Und selbst, wenn wir über die Rezeptfreiheit diskutieren, fallen häufig Fakten unter den Tisch. So gucken wir beispielsweise neidvoll in viele andere europäische Staaten, in denen die „Pille danach“ rezeptfrei erhältlich ist, aber übersehen, dass es sich dabei auch ausschließlich um Präparate handelt, die helfen, wenn der Eisprung noch nicht stattgefunden hat. Präparate mit anderer Wirkung, die wahrscheinlich auch wirken, wenn der Eisprung bereits stattfand und die dann eine Einnistung verhindern könnten, sind auch in diesen Ländern nur auf Rezept zu erhalten.
Es braucht also (mal wieder) eine großangelegte Kampagne zu reproduktiven Rechten, denn letzten Endes hängen all die in diesem Rahmen debatierten Probleme zusammen. Wir müssen uns fragen, wer_welche entscheidet über Zugänge zu Verhütung (und in dem Rahmen auch Notfallverhütung)? Wer_welche hat überhaupt Zugang? Welche Personen werden bei diesen Diskussionen häufg übersehen (zum Beispiel Trans*-Personen, denn nicht nur Cis-Frauen können schwanger werden)? Über wessen Sexualität wird in diesen Debatten ständig gerichtet?
Weitere Lesetipps:
- Bei der ZEIT erläutert Dorothee Kleinschmidt von pro familia, warum sie gegen die Rezeptpflicht für die „Pille danach“ ist.

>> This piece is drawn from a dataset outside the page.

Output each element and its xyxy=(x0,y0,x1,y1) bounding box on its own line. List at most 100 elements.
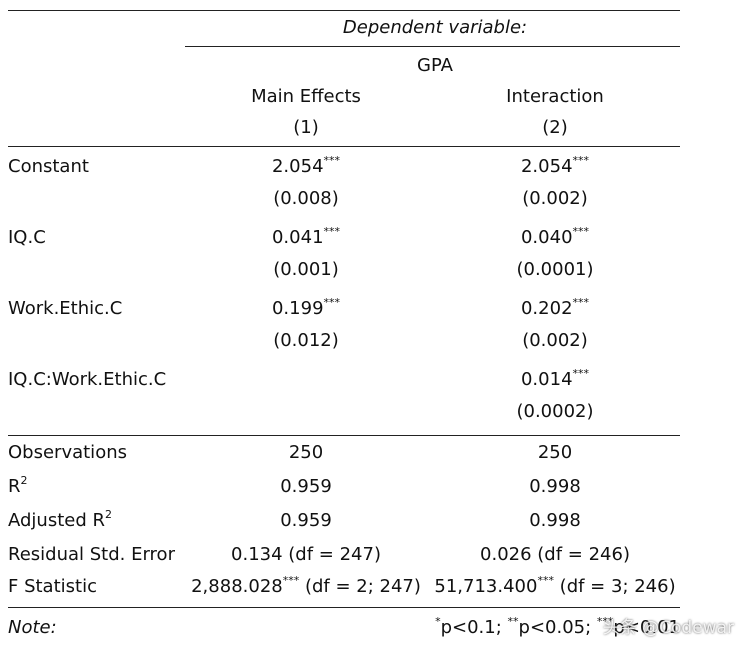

- Zwei Erlebnisberichte zur „Pille danach“, ein erster beim mädchenblog und als Replik darauf auf things that hurt.
- Helga widmet sich auf drop that thought den aktuellen Vorfällen und fordert ebenfalls: „die Pille danach muss rezeptfrei werden„.
- accalmie schrieb vor einigen Monaten hier bei der Mädchenmannschaft über den dauernden Kampf um Reproduktionsrechte.
Edit: Die Ablehnung der Frau in Köln hat offensichtlich eine Vorgeschichte: So schickten Abtreibungsgegner_innen Frauen in Kliniken und ließen Ärtze_Ärtzinnen denunzieren, die die „Pille danach“ verschrieben. Das berichten unter anderem die Potsdamer Neusten Nachrichten. Auch daran zeigt sich deutlich die Verbindung der unterschiedlichen Teilgebiete, die zum Bereich reproduktive Rechte gehören.